Educare

Mucho se ha hablado sobre las deficiencias de la educación en nuestro país

Así, sin acento. No voy a hablar del verbo educar en tiempo futuro, sino de la educación y de su raíz etimológica, “educare”, con su hermoso significado. Habiendo iniciado un nuevo ciclo escolar, considero oportuno dedicar estas líneas a reflexionar un poco sobre este tema y sobre el papel fundamental que los maestros jugamos en el mismo.

Mucho se ha hablado sobre las deficiencias de la educación en nuestro país, así que más que abundar en eso, me gustaría compartir algunas de las cosas que de manera personal traté de hacer en mi área de influencia mientras ejercí la docencia, para cumplir lo mejor posible con el objetivo de realmente educar a los muchachos que se me habían confiado, y si a algún colega maestro o a algún estudiante le llegan a servir estos conceptos, me daré por bien servido. No pretendo más.

Privilegio y bendición

En primer lugar, siempre consideré la oportunidad de estar frente a un grupo, un privilegio y una bendición, y no una plataforma que me hiciera sentir superior a otros, en este caso, mis alumnos. Ellos eran arcilla en mis manos y en buena parte – hablando de los que aún no concluyen su educación – lo que ellos sean cuando terminen la escuela será el resultado de la forma en que yo haya realizado mi trabajo, aunque claro, la decisión final de lo que ellos serán está en sus propias manos.

Coincido plenamente también con una frase que leí en una ocasión: “La educación no tiene tanto que ver con llenar la olla, como con encender el fuego”. Pienso que debemos preparar al niño o al muchacho para la vida, y eso incluye el encender en ellos el fuego del amor por el aprendizaje para que sean aprendices eternos, que sigan buscando aprender aún después de abandonar la escuela. Porque la vida está llena de enseñanzas, pero enseña poco a quien no sabe leerla.

Una de las cosas que hacía para lograr lo anterior era desafiarlos a que usaran su cerebro y entendieran el “por qué” de lo que estaban aprendiendo y no solo el “cómo”, la parte mecánica.

Normalmente, en la primera clase, lo primero que hacía era dibujar en el pizarrón un robot y un machete y luego encerraba estos dibujos en el símbolo de “prohibido” (el círculo con la diagonal atravesada), explicándoles que eso significaba “No robotitos” “No macheteros”.

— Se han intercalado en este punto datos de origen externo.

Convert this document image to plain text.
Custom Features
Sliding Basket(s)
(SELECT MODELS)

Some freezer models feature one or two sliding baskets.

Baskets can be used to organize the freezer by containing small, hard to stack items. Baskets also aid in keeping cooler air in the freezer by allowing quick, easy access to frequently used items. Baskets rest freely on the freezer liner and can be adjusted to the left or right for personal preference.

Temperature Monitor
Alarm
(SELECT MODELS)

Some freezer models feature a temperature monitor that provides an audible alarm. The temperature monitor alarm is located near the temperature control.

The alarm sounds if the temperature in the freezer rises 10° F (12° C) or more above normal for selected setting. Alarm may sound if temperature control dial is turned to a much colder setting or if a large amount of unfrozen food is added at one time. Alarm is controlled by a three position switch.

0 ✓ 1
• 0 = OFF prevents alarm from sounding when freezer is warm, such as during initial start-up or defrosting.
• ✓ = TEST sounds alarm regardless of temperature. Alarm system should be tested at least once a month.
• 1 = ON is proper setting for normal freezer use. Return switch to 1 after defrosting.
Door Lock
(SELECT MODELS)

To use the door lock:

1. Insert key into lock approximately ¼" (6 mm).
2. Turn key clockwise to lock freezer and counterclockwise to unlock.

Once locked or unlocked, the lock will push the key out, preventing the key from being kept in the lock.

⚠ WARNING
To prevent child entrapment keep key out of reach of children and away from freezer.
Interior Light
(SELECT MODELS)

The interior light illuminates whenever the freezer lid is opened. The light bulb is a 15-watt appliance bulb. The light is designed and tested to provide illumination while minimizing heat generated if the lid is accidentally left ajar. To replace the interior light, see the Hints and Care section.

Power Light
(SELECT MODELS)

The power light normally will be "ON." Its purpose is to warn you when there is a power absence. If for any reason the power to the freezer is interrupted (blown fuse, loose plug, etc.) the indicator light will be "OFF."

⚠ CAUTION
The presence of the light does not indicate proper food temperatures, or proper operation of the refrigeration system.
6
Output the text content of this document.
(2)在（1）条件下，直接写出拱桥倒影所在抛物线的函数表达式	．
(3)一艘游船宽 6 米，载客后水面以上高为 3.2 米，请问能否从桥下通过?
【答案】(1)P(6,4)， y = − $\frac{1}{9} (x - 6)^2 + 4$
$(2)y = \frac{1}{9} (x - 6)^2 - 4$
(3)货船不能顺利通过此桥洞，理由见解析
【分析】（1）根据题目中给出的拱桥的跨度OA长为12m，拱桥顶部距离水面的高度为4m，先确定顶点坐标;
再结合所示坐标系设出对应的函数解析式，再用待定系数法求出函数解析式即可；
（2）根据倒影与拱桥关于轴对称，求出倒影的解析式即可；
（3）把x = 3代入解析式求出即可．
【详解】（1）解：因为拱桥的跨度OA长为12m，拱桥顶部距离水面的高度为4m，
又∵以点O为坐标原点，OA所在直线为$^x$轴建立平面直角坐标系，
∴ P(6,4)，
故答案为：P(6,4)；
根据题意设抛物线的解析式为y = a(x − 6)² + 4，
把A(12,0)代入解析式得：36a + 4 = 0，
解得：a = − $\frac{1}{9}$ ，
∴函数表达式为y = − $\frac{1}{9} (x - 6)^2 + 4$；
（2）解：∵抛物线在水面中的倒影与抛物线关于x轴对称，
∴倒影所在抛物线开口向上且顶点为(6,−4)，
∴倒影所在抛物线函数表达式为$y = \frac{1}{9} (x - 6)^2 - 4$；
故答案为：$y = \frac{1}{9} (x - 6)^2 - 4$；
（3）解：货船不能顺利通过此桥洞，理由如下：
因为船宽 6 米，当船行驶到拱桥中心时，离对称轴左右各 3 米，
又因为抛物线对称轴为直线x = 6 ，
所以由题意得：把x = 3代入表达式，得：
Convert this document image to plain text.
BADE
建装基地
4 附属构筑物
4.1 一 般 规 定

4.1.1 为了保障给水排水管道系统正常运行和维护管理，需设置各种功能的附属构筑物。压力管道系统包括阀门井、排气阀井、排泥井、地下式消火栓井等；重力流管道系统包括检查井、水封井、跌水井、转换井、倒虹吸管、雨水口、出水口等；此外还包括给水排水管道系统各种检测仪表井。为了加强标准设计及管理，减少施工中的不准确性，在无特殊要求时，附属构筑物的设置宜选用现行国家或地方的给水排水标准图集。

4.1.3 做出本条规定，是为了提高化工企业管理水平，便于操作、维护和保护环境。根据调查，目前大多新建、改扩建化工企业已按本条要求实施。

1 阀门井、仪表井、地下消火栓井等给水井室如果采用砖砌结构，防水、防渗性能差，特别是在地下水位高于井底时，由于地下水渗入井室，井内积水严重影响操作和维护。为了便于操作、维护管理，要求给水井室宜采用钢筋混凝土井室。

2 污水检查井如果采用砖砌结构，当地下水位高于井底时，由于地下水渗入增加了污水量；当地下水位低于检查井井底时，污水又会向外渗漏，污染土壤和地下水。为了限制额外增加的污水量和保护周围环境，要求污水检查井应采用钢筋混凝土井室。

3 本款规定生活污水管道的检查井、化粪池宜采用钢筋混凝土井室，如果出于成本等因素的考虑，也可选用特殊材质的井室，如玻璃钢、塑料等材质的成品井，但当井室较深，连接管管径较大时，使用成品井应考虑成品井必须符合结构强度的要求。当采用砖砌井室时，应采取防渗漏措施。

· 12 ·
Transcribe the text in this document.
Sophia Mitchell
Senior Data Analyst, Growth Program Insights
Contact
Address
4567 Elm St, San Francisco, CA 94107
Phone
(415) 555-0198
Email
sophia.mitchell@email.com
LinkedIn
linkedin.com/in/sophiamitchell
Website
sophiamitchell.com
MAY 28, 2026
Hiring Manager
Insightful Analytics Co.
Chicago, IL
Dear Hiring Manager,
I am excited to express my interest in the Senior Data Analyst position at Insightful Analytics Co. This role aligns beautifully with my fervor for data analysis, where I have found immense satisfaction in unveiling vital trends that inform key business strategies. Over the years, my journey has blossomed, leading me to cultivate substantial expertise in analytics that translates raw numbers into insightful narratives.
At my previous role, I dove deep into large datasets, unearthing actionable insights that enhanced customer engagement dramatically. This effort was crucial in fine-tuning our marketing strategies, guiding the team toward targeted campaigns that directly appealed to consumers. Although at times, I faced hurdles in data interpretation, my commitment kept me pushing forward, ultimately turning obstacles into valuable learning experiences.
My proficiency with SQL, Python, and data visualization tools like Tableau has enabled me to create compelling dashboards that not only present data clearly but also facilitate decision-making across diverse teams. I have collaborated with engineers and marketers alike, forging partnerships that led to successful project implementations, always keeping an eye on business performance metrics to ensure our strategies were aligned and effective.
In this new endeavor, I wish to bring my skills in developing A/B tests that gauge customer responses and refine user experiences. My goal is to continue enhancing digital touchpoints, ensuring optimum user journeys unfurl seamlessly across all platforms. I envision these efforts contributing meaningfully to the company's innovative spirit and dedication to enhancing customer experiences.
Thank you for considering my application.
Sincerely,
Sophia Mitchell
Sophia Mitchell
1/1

“No me interesa – les decía – la gente que venga como robot a aprenderse algo mecánicamente sin entender el porqué de lo que están aprendiendo, ni los que se aprenden algo de machete, solo para pasar un examen y al día siguiente ya se les olvidó todo”.

“Si les enseño – continuaba – la ecuación contable, Activo = Pasivo + Capital, no me interesa que se macheteen la fórmula, sino que entiendan porqué Activo es igual a Pasivo más Capital.”

“La fórmula – finalizaba – si se la digo a un niño de kínder, el niño me la repite, es más, si se la repito la suficiente cantidad de veces a un periquito, también me la repetirá, pero no me interesa que egresen de esta escuela generaciones de periquitos, sino de gente que sepa pensar y razonar, porque ¿de qué sirve que sepamos resolver problemas contables o matemáticos si no sabemos resolver los problemas de la vida? Y éstos se resuelven pensando y razonando”.

Una definición 

perfecta

No he encontrado mejor definición de educar que la que podemos obtener de su raíz etimológica, educare, que significa “extraer de cada uno lo mejor que lleva dentro”. 

Siempre aspiré a que, cuando un muchacho terminara sus cursos conmigo, no dijera: “Qué fregón es el maestro, cuánto sabe”, sino que dijera: “Qué fregón es el potencial que tengo, lo que puedo alcanzar; trabajaré para lograrlo”. Para mí, eso era sacar de él lo mejor que lleva dentro, y si eso ocurría, entonces podía decir que había cumplido mi deber y que realmente había educado.

Mi mensaje, en este caso para ti, colega maestro, sería: Por favor, no enseñes por dinero ni por vanidad ni para matar el tiempo. Si así lo haces, estarás dejando pasar una oportunidad invaluable de dejar tu huella en la vida de los niños o muchachos que pasen por tus manos. Si has decidido enseñar, desarrolla una pasión por esta noble y hermosa labor. Y nunca cometas el pecado capital para un maestro de matar los sueños de tus alumnos. Mientras ellos tengan una esperanza de un mejor futuro y tú alientes esa esperanza, habrá mejores generaciones y, en consecuencia, mayores esperanzas para este, a veces, desesperanzado país.